Is al-Qaeda as powerful as it once was, more than a year and a half after Sept. 11? Is it still a threat to America? The answers are: no and yes. Improvements in security and surveillance mean it would be much harder for the organization to pull off a long-planned, complex, relatively expensive operation in the West like the one that occurred on Sept. 11. There are also better controls on the international flow of funds to terrorist groups. But al-Qaeda, says Roland Jacquard, a well-known French expert on terrorism, doesn't need as much money as it once did. "What cost al-Qaeda millions," he says, "was the camps. The group doesn't have the same financial needs as it did before." The Bali bombing cost perhaps $35,000 to pull off, a sum easily gathered from the credit-card fraud and petty-crime networks that certain Islamist extremists run.
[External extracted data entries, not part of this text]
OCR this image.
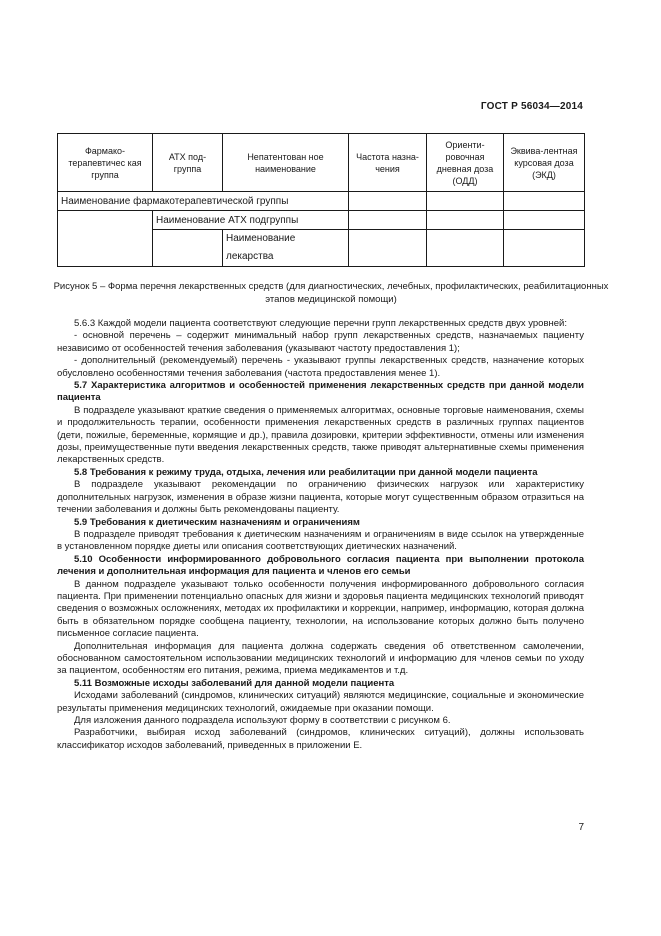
ГОСТ Р 56034—2014
Фармако-терапевтичес кая группа	АТХ под-группа	Непатентован ное наименование	Частота назна-чения	Ориенти-ровочная дневная доза (ОДД)	Эквива-лентная курсовая доза (ЭКД)
Наименование фармакотерапевтической группы					
	Наименование АТХ подгруппы				
		Наименование лекарства			
Рисунок 5 – Форма перечня лекарственных средств (для диагностических, лечебных, профилактических, реабилитационных этапов медицинской помощи)

5.6.3 Каждой модели пациента соответствуют следующие перечни групп лекарственных средств двух уровней:

- основной перечень – содержит минимальный набор групп лекарственных средств, назначаемых пациенту независимо от особенностей течения заболевания (указывают частоту предоставления 1);

- дополнительный (рекомендуемый) перечень - указывают группы лекарственных средств, назначение которых обусловлено особенностями течения заболевания (частота предоставления менее 1).

5.7 Характеристика алгоритмов и особенностей применения лекарственных средств при данной модели пациента

В подразделе указывают краткие сведения о применяемых алгоритмах, основные торговые наименования, схемы и продолжительность терапии, особенности применения лекарственных средств в различных группах пациентов (дети, пожилые, беременные, кормящие и др.), правила дозировки, критерии эффективности, отмены или изменения дозы, преимущественные пути введения лекарственных средств, также приводят альтернативные схемы применения лекарственных средств.

5.8 Требования к режиму труда, отдыха, лечения или реабилитации при данной модели пациента

В подразделе указывают рекомендации по ограничению физических нагрузок или характеристику дополнительных нагрузок, изменения в образе жизни пациента, которые могут существенным образом отразиться на течении заболевания и должны быть рекомендованы пациенту.

5.9 Требования к диетическим назначениям и ограничениям

В подразделе приводят требования к диетическим назначениям и ограничениям в виде ссылок на утвержденные в установленном порядке диеты или описания соответствующих диетических назначений.

5.10 Особенности информированного добровольного согласия пациента при выполнении протокола лечения и дополнительная информация для пациента и членов его семьи

В данном подразделе указывают только особенности получения информированного добровольного согласия пациента. При применении потенциально опасных для жизни и здоровья пациента медицинских технологий приводят сведения о возможных осложнениях, методах их профилактики и коррекции, например, информацию, которая должна быть в обязательном порядке сообщена пациенту, технологии, на использование которых должно быть получено письменное согласие пациента.

Дополнительная информация для пациента должна содержать сведения об ответственном самолечении, обоснованном самостоятельном использовании медицинских технологий и информацию для членов семьи по уходу за пациентом, особенностям его питания, режима, приема медикаментов и т.д.

5.11 Возможные исходы заболеваний для данной модели пациента

Исходами заболеваний (синдромов, клинических ситуаций) являются медицинские, социальные и экономические результаты применения медицинских технологий, ожидаемые при оказании помощи.

Для изложения данного подраздела используют форму в соответствии с рисунком 6.

Разработчики, выбирая исход заболеваний (синдромов, клинических ситуаций), должны использовать классификатор исходов заболеваний, приведенных в приложении Е.

7
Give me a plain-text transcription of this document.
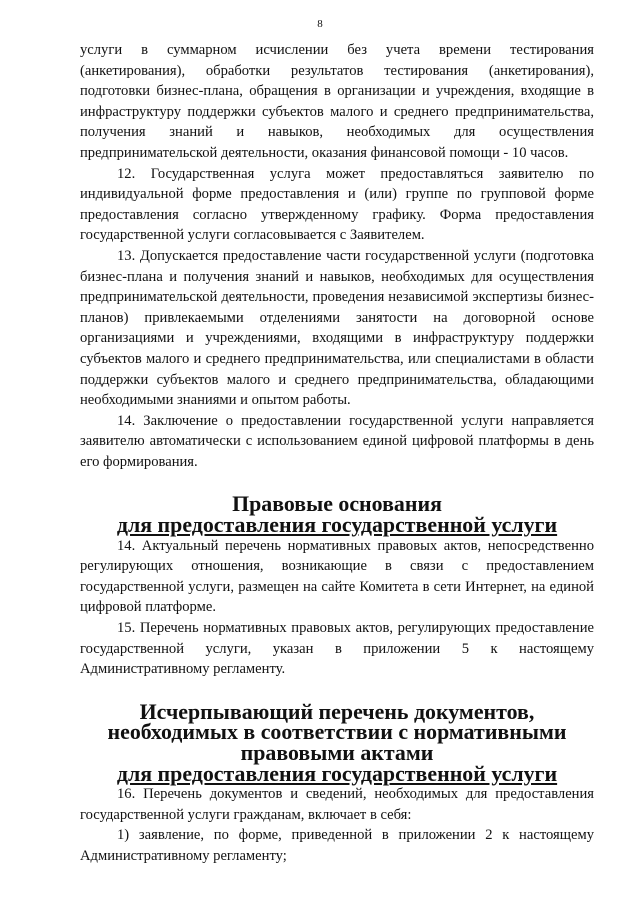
8

услуги в суммарном исчислении без учета времени тестирования (анкетирования), обработки результатов тестирования (анкетирования), подготовки бизнес-плана, обращения в организации и учреждения, входящие в инфраструктуру поддержки субъектов малого и среднего предпринимательства, получения знаний и навыков, необходимых для осуществления предпринимательской деятельности, оказания финансовой помощи - 10 часов.

12. Государственная услуга может предоставляться заявителю по индивидуальной форме предоставления и (или) группе по групповой форме предоставления согласно утвержденному графику. Форма предоставления государственной услуги согласовывается с Заявителем.

13. Допускается предоставление части государственной услуги (подготовка бизнес-плана и получения знаний и навыков, необходимых для осуществления предпринимательской деятельности, проведения независимой экспертизы бизнес-планов) привлекаемыми отделениями занятости на договорной основе организациями и учреждениями, входящими в инфраструктуру поддержки субъектов малого и среднего предпринимательства, или специалистами в области поддержки субъектов малого и среднего предпринимательства, обладающими необходимыми знаниями и опытом работы.

14. Заключение о предоставлении государственной услуги направляется заявителю автоматически с использованием единой цифровой платформы в день его формирования.

Правовые основания
для предоставления государственной услуги

14. Актуальный перечень нормативных правовых актов, непосредственно регулирующих отношения, возникающие в связи с предоставлением государственной услуги, размещен на сайте Комитета в сети Интернет, на единой цифровой платформе.

15. Перечень нормативных правовых актов, регулирующих предоставление государственной услуги, указан в приложении 5 к настоящему Административному регламенту.

Исчерпывающий перечень документов,
необходимых в соответствии с нормативными правовыми актами
для предоставления государственной услуги

16. Перечень документов и сведений, необходимых для предоставления государственной услуги гражданам, включает в себя:

1) заявление, по форме, приведенной в приложении 2 к настоящему Административному регламенту;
It also is clear that the destruction of the Afghan camps, however useful, had one perverse and unintended effect. Terrorists and their supporters who had formerly been concentrated in one known place were dispersed to home regions and new hideouts like Chechnya, Yemen, East Africa and Georgia's Pankisi Gorge. Regional commanders of al-Qaeda, says Rohan Gunaratna, author of a leading book on the network, are now "operating independently of centralized control." Local terrorist chiefs, he says, no longer depend on anything from bin Laden and his top brass except for ideological inspiration.
How bin Laden's message resonates these days is unclear. In the run-up to the war in Iraq, Egyptian President Hosni Mubarak predicted--and many in the West concurred--that the fighting would spawn many acts of terrorism. "If there is one bin Laden now," he said, "there will be 100 bin Ladens afterward." That phenomenon has not materialized. In some countries with volatile Islamic communities, like Indonesia, demonstrations against the war were far smaller than many had expected. A French investigator says anger among Islamic communities over Iraq won't necessarily translate into a surge in terrorism-organization membership. "Recruitment involves risks of infiltration for networks," he says. "The Arab kid who walks into a mosque after the first bombing of Baghdad and says he wants to work for al-Qaeda is exactly the sort of guy they want no part of."